Recipe Cinnamon Kumquats

Discussion in 'Recipes' started by Falcon15, Dec 23, 2010.

  1. Falcon15

    Falcon15 Falco Peregrinus

    A simple, yet tasty recipe for preserving that massive annual Kumquat harvest. This recipe has one variation that uses fresh mint instead of cinnamon, and is equally good. Personally I love the aroma of this as it is cooking and it is heaven over vanilla ice cream. This will make approximately six (6) eight (8) ounce jars.

    The recipe:
    2.5 pounds Kumquats (stems completely removed)
    2 tbsp Baking Soda
    Boiling water
    2 4" long Cinnamon Sticks (8" total) - the fresher the better.
    6 cups granulated sugar

    1. In a large stainless sauce pan, combine kumquats and baking soda. Add boiling water, enough to cover the kumquats, and set aside or 5 minutes.
    Transfer to a colander, drain thoroughly and rinse three (3) times with cold running water. Prick each kumquat with a toothpick two (2) times to help prevent bursting.

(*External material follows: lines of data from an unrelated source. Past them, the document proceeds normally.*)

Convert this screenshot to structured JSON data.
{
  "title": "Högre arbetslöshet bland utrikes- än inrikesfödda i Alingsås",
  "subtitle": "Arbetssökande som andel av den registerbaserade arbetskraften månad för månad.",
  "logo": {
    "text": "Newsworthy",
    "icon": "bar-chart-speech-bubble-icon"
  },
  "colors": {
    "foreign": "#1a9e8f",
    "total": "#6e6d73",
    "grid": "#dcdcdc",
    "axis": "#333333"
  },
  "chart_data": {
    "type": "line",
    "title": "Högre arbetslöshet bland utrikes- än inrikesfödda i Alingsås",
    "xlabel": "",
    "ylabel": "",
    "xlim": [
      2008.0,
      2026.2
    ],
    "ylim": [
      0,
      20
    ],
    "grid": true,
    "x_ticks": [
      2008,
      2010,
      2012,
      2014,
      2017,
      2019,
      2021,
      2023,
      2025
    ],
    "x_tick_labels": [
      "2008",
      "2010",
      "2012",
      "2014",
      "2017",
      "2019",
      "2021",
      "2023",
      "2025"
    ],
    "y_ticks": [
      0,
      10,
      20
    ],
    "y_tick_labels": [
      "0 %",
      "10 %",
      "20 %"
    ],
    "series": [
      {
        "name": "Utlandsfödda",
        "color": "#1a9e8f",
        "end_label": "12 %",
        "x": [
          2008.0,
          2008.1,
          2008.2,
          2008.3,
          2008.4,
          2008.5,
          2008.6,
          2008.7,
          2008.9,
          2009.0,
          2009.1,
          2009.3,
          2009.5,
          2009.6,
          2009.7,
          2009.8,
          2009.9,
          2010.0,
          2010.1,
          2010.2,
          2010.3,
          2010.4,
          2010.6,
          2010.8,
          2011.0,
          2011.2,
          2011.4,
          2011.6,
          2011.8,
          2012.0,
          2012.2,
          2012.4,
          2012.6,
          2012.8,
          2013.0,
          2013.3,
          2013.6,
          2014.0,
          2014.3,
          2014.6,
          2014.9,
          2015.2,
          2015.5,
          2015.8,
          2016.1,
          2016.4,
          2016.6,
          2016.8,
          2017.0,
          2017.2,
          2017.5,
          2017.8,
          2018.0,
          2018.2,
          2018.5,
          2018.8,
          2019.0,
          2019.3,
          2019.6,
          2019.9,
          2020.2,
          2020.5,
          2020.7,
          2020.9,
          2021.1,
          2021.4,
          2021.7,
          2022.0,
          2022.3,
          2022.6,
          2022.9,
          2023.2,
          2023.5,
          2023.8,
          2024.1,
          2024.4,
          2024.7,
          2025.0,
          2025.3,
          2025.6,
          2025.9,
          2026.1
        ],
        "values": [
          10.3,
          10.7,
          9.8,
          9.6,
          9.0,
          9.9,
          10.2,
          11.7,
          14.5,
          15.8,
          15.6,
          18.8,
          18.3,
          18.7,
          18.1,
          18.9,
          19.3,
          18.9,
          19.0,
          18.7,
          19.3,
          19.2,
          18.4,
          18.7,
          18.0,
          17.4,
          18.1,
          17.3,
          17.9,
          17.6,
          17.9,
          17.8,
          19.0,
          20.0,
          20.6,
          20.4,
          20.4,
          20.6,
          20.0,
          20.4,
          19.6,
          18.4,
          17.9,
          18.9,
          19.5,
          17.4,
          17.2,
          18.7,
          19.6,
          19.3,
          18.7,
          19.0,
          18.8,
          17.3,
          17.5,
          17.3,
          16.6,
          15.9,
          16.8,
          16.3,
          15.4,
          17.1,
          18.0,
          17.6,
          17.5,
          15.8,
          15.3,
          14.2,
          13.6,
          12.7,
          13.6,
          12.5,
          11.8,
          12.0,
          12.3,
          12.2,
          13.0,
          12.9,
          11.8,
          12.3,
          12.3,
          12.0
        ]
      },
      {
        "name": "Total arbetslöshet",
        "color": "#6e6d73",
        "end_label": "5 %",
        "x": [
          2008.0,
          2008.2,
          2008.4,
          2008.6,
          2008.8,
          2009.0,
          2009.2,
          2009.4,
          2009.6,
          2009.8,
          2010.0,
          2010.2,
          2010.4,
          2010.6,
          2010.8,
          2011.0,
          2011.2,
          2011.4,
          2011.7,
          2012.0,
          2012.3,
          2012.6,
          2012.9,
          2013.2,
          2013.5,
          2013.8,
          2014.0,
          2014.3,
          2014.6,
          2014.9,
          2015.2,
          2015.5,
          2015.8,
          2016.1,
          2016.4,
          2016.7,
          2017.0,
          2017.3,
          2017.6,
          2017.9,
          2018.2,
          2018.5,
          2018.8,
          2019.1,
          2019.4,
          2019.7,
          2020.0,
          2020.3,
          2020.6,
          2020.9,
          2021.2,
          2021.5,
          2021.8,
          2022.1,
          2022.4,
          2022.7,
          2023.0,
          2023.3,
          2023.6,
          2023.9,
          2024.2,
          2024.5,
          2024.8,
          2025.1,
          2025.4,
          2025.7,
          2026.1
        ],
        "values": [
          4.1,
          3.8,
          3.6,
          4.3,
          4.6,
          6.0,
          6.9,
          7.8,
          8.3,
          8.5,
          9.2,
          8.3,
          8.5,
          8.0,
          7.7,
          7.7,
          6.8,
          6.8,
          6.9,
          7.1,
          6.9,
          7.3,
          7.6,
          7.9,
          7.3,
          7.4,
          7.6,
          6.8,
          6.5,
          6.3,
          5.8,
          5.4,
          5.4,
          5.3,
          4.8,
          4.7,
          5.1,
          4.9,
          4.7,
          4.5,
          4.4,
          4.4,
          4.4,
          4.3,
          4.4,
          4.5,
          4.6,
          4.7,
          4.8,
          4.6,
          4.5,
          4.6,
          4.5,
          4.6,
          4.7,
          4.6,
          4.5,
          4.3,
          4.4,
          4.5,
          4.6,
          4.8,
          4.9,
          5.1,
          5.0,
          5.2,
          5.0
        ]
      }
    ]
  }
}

    2. In a stainless stockpot combine the kumquats, 8 cups of cold water and the cinnamon sticks. Bring to boil over high heat.
    Reduce heat to low and heat gently for 7 minutes. (be careul not to boil, boiling will burst the skins).
    Add the sugar and cook over medium low heat, stirring gently but constantly, until the sugar has dissolved and and liquid is almost back to a boil.
    Discard the cinnamon sticks.
    3. Meanwhile, prepare your jars and lids.
    4. Using a slotted spoon pack kumquats loosely into 8 oz. jars to within a generous 1/2 inch of the top of the jar. Ladle hot syrup into the jars, leaving 1/2" head space. With a rubber spatula or non-metal tool, work the air bubbles out, adding more syrup as needed. Wipe rims. Center lid on jars. Screw down until resistance is met, then tighten to finger tight.
    5. Place jars in water bath canner, making sure the tops of the jars are covered by at least an inch of water. Bring to a boil and process for 15 minutes.
    Remove lid from canner, turn off heat and let sit for 5 minutes before removing the jars from the water bath. Set on a towel lined cookie sheet and cover with another towel. Let cool for 24 hours. Label and date.
    For Minted kumquats, replace the cinnamon with 1 cup of fresh mint leaves and stems, tied tightly with string. When packing the kumquats, place a fresh mint leaf in each jar.

  2. Goldwampum

    Goldwampum Monkey+

    Great looking recipe. Thanks... and it's even fun to say.:oops: Cinnamon kumquats...
  3. tacmotusn

    tacmotusn RIP 1/13/21

    two questions. do kumquats have seeds if any significance? and, have you considered cutting them into quarters or so and zapping them thru a food processor and making kumquat marmalade?
  4. Falcon15

    Falcon15 Falco Peregrinus

    they have seeds, but not significant seeds, as for the marmalade, I have not thought about is a great idea, I'll have to try it!
  5. tacmotusn

    tacmotusn RIP 1/13/21

    If and when you try making marmalade with them please give us an update. I have eaten them raw. I am pretty sure from their consistency you could use the whole kumquat, pulp and all in making a form of marmalade.
  6. Falcon15

    Falcon15 Falco Peregrinus

    I will give it a whirl probably this weekend or sometime next week.
  7. Falcon15

    Falcon15 Falco Peregrinus

    Tac, found a Kumquat Marmalade recipe in a Ball Blue Book circa 1963

    3 quarts water
    2 cups thinly sliced kumquats (about 2 dozen)
    1 1/2 cup sliced orange peel (about 2 medium)
    1 1/2 cup chopped orange pulp (about 2 medium)
    1/3 cup lemon juice
    Approximately 9 cups sugar

    Add water to fruit; cover and let stand in a cool place overnight. Bring to a boil and cook until peel is tender. Add lemon juice. Measure fruit and liquid. To each cup of fruit mixture add 1 cup sugar. Stir until sugar is dissolved. Cook until the jellying point, about 45 minutes. Stir occasionally to prevent sticking. Pour, boiling hot, into sterilized jars. Put on lids and rings. Yield is about 8 half-pints.